The suggestion that couples were no longer keen to tie the knot was reinforced only a few months later when the same source disclosed that 25 per cent more couples were cohabiting in England and Wales in 2018 than a decade before (https://www.ons.gov.uk/peoplepopulationandcommunity/birthsdeathsandmarriages/families/bulletins/familiesandhouseholds/2018).

Considered together, one might conclude that the stigma which previous generations might have associated with unmarried relationships has well and truly disappeared.

Even so, I believe that it’s possible to make mistakes when taking statistics at face value.

As any family lawyer will tell you, the reality of domestic life is rather more complicated.

That’s a position perhaps borne out by yet another tranche of ONS’ figures which shows that there were fewer divorces in England and Wales last year than at any point since 1971 (https://www.ons.gov.uk/peoplepopulationandcommunity/birthsdeathsandmarriages/divorce/bulletins/divorcesinenglandandwales/latest).

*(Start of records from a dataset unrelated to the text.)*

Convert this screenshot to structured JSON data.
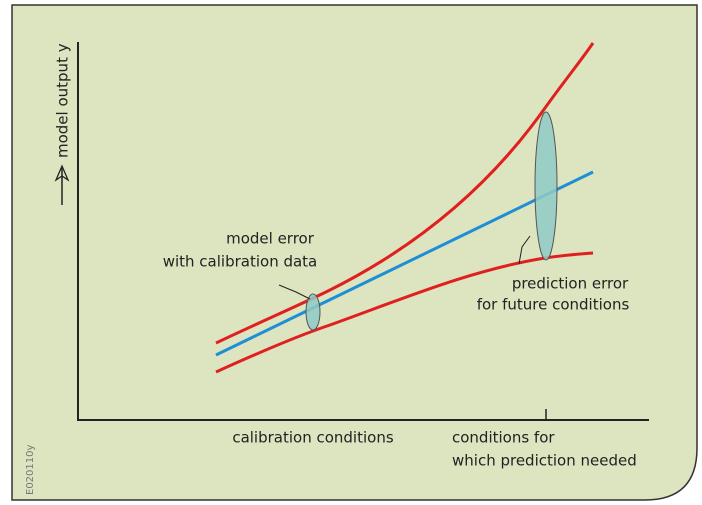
{
  "y_axis_label": "model output y",
  "annotations": [
    {
      "lines": [
        "model error",
        "with calibration data"
      ]
    },
    {
      "lines": [
        "prediction error",
        "for future conditions"
      ]
    }
  ],
  "x_labels": [
    {
      "lines": [
        "calibration conditions"
      ]
    },
    {
      "lines": [
        "conditions for",
        "which prediction needed"
      ]
    }
  ],
  "figure_code": "E020110y"
}
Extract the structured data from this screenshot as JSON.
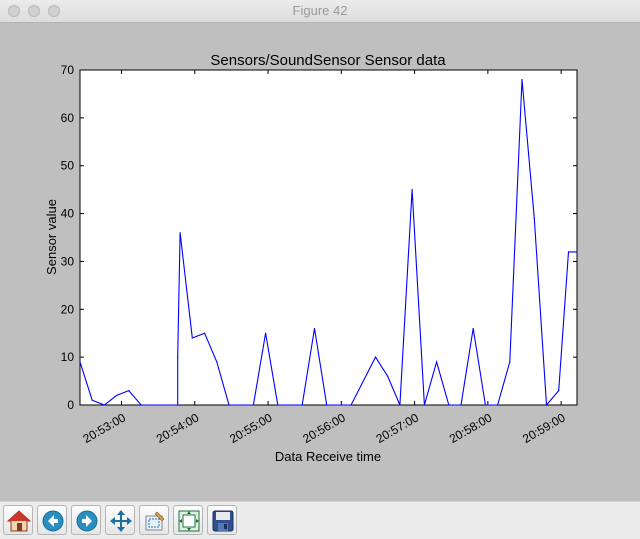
{
  "window": {
    "title": "Figure 42"
  },
  "chart_data": {
    "type": "line",
    "title": "Sensors/SoundSensor Sensor data",
    "xlabel": "Data Receive time",
    "ylabel": "Sensor value",
    "ylim": [
      0,
      70
    ],
    "yticks": [
      "0",
      "10",
      "20",
      "30",
      "40",
      "50",
      "60",
      "70"
    ],
    "xticks": [
      "20:53:00",
      "20:54:00",
      "20:55:00",
      "20:56:00",
      "20:57:00",
      "20:58:00",
      "20:59:00"
    ],
    "xlim": [
      "20:52:26",
      "20:59:13"
    ],
    "series_color": "#0000ff",
    "series": [
      {
        "x": [
          "20:52:26",
          "20:52:36",
          "20:52:46",
          "20:52:56",
          "20:53:06",
          "20:53:16",
          "20:53:46",
          "20:53:46",
          "20:53:48",
          "20:53:58",
          "20:54:08",
          "20:54:18",
          "20:54:28",
          "20:54:48",
          "20:54:58",
          "20:55:08",
          "20:55:28",
          "20:55:38",
          "20:55:48",
          "20:56:08",
          "20:56:28",
          "20:56:38",
          "20:56:48",
          "20:56:58",
          "20:57:08",
          "20:57:18",
          "20:57:28",
          "20:57:38",
          "20:57:48",
          "20:57:58",
          "20:58:08",
          "20:58:18",
          "20:58:28",
          "20:58:38",
          "20:58:48",
          "20:58:58",
          "20:59:06",
          "20:59:13"
        ],
        "values": [
          9,
          1,
          0,
          2,
          3,
          0,
          0,
          10,
          36,
          14,
          15,
          9,
          0,
          0,
          15,
          0,
          0,
          16,
          0,
          0,
          10,
          6,
          0,
          45,
          0,
          9,
          0,
          0,
          16,
          0,
          0,
          9,
          68,
          39,
          0,
          3,
          32,
          32
        ]
      }
    ]
  },
  "toolbar": {
    "buttons": [
      {
        "icon": "home-icon"
      },
      {
        "icon": "back-arrow-icon"
      },
      {
        "icon": "forward-arrow-icon"
      },
      {
        "icon": "pan-icon"
      },
      {
        "icon": "zoom-rect-icon"
      },
      {
        "icon": "subplots-config-icon"
      },
      {
        "icon": "save-icon"
      }
    ]
  }
}
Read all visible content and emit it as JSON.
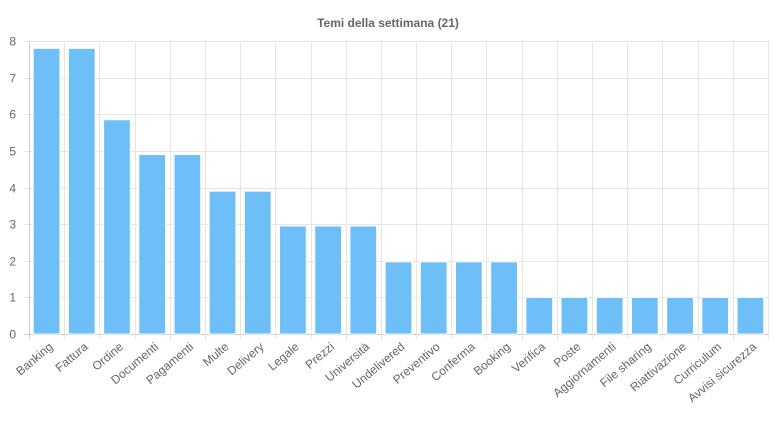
{
  "chart_data": {
    "type": "bar",
    "title": "Temi della settimana (21)",
    "xlabel": "",
    "ylabel": "",
    "ylim": [
      0,
      8
    ],
    "yticks": [
      0,
      1,
      2,
      3,
      4,
      5,
      6,
      7,
      8
    ],
    "grid": true,
    "categories": [
      "Banking",
      "Fattura",
      "Ordine",
      "Documenti",
      "Pagamenti",
      "Multe",
      "Delivery",
      "Legale",
      "Prezzi",
      "Università",
      "Undelivered",
      "Preventivo",
      "Conferma",
      "Booking",
      "Verifica",
      "Poste",
      "Aggiornamenti",
      "File sharing",
      "Riattivazione",
      "Curriculum",
      "Avvisi sicurezza"
    ],
    "values": [
      7.8,
      7.8,
      5.85,
      4.9,
      4.9,
      3.9,
      3.9,
      2.95,
      2.95,
      2.95,
      1.97,
      1.97,
      1.97,
      1.97,
      1.0,
      1.0,
      1.0,
      1.0,
      1.0,
      1.0,
      1.0
    ],
    "colors": {
      "bar": "#6ebef8",
      "bar_border": "#ffffff",
      "grid": "#e5e5e5",
      "axis": "#cccccc",
      "text": "#666666"
    }
  }
}
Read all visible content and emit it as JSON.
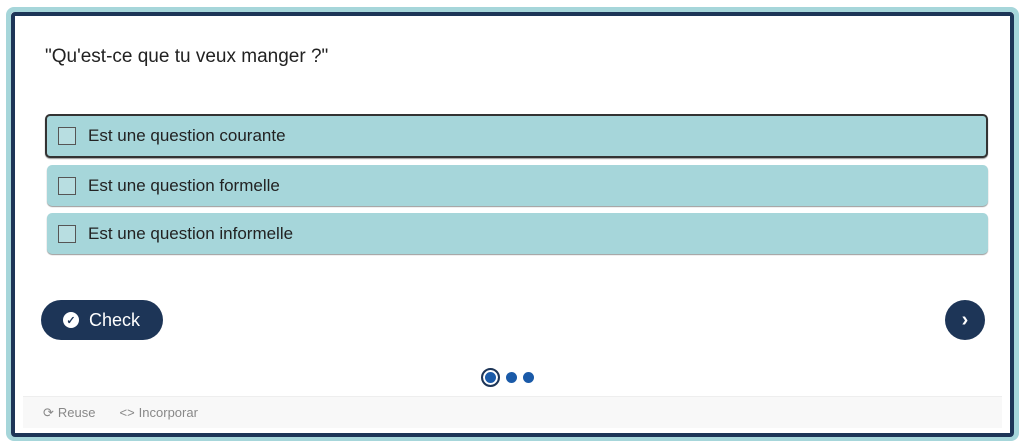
{
  "question": "\"Qu'est-ce que tu veux manger ?\"",
  "options": [
    {
      "label": "Est une question courante",
      "checked": false
    },
    {
      "label": "Est une question formelle",
      "checked": false
    },
    {
      "label": "Est une question informelle",
      "checked": false
    }
  ],
  "check_label": "Check",
  "pagination": {
    "current": 1,
    "total": 3
  },
  "footer": {
    "reuse": "Reuse",
    "embed": "Incorporar"
  },
  "colors": {
    "accent": "#1d3557",
    "option_bg": "#a6d6da",
    "dot": "#1a5aa8"
  }
}
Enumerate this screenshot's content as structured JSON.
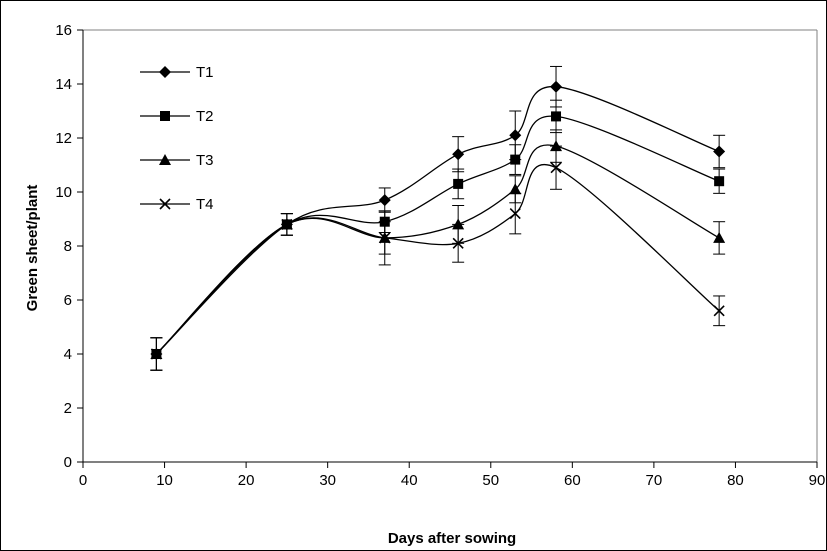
{
  "chart_data": {
    "type": "line",
    "title": "",
    "xlabel": "Days after sowing",
    "ylabel": "Green sheet/plant",
    "xlim": [
      0,
      90
    ],
    "ylim": [
      0,
      16
    ],
    "xticks": [
      "0",
      "10",
      "20",
      "30",
      "40",
      "50",
      "60",
      "70",
      "80",
      "90"
    ],
    "yticks": [
      "0",
      "2",
      "4",
      "6",
      "8",
      "10",
      "12",
      "14",
      "16"
    ],
    "grid": false,
    "legend": "top-left",
    "x": [
      9,
      25,
      37,
      46,
      53,
      58,
      78
    ],
    "series": [
      {
        "name": "T1",
        "marker": "diamond",
        "y": [
          4.0,
          8.8,
          9.7,
          11.4,
          12.1,
          13.9,
          11.5
        ],
        "err": [
          0.6,
          0.4,
          0.45,
          0.65,
          0.9,
          0.75,
          0.6
        ]
      },
      {
        "name": "T2",
        "marker": "square",
        "y": [
          4.0,
          8.8,
          8.9,
          10.3,
          11.2,
          12.8,
          10.4
        ],
        "err": [
          0.6,
          0.4,
          0.4,
          0.55,
          0.55,
          0.6,
          0.45
        ]
      },
      {
        "name": "T3",
        "marker": "triangle",
        "y": [
          4.0,
          8.8,
          8.3,
          8.8,
          10.1,
          11.7,
          8.3
        ],
        "err": [
          0.6,
          0.4,
          0.6,
          0.7,
          0.5,
          0.6,
          0.6
        ]
      },
      {
        "name": "T4",
        "marker": "x",
        "y": [
          4.0,
          8.8,
          8.3,
          8.1,
          9.2,
          10.9,
          5.6
        ],
        "err": [
          0.6,
          0.4,
          1.0,
          0.7,
          0.75,
          0.8,
          0.55
        ]
      }
    ],
    "colors": {
      "line": "#000000",
      "plot_border": "#808080",
      "page_border": "#000000"
    }
  }
}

In fact, the number of couples divorcing in 2018 was down an eye-catching 10 per cent on the year before.

Whilst the ONS has noted that a backlog in processing divorce petitions might have somewhat skewed the figures, I don’t believe that any administrative logjam was the main reason for the reduction.

It is true that cuts in funding have left the court system unable to process divorces as speedily as they should and the online divorce system promoted by Government ministers has problems of its own.

Nevertheless, as I’ve been telling the Press Association and Mail Online (https://www.dailymail.co.uk/wires/pa/article-7738333/Divorce-rates-fall-lowest-1971.html), I think that a shift in how contemporary society regards both marriage and divorce has had far greater impact.

Although it might be easy to dismiss a single drop in divorce as readily as some commentators reckon couples have been dismissing the very idea of marriage, we’ve seen the average length of marriage steadily increasing over the last 20 years.

That illustrates a far more compelling pattern – a renewed commitment to marriage – might be at play.

We can add to that something which is another frequent topic of discussion with clients; namely, that they really do their best to avoid divorce.

That seems particularly true of those men and women who have seen their own parents’ marriages end this way.

It’s a deterrent effect which my colleague Ellen Walker commented on for this ‘blog in September last year (https://hallbrown.co.uk/deterrent-effect-divorce/).

I feel that it’s important to point out that willingness to try and overcome problems is indicative of how society and the very business of divorce now is very different to how it was 40 years ago.

Back then, there wasn’t as much support available from lawyers and relationship experts to help families experiencing difficulties in navigating their way through the process.

There are some, of course, who believe that proposals for the introduction of so-called ‘no-fault’ divorce would prompt couples to leave unhappy marriages in much the same numbers as happened after the passing of the Matrimonial Causes Act in 1973.

I disagree. Society and its attitude to the formation and maintenance of relationships is now radically different to the early 1970s.

As clients often insist, making divorce less acrimonious doesn’t necessarily mean making it easy to end a marriage.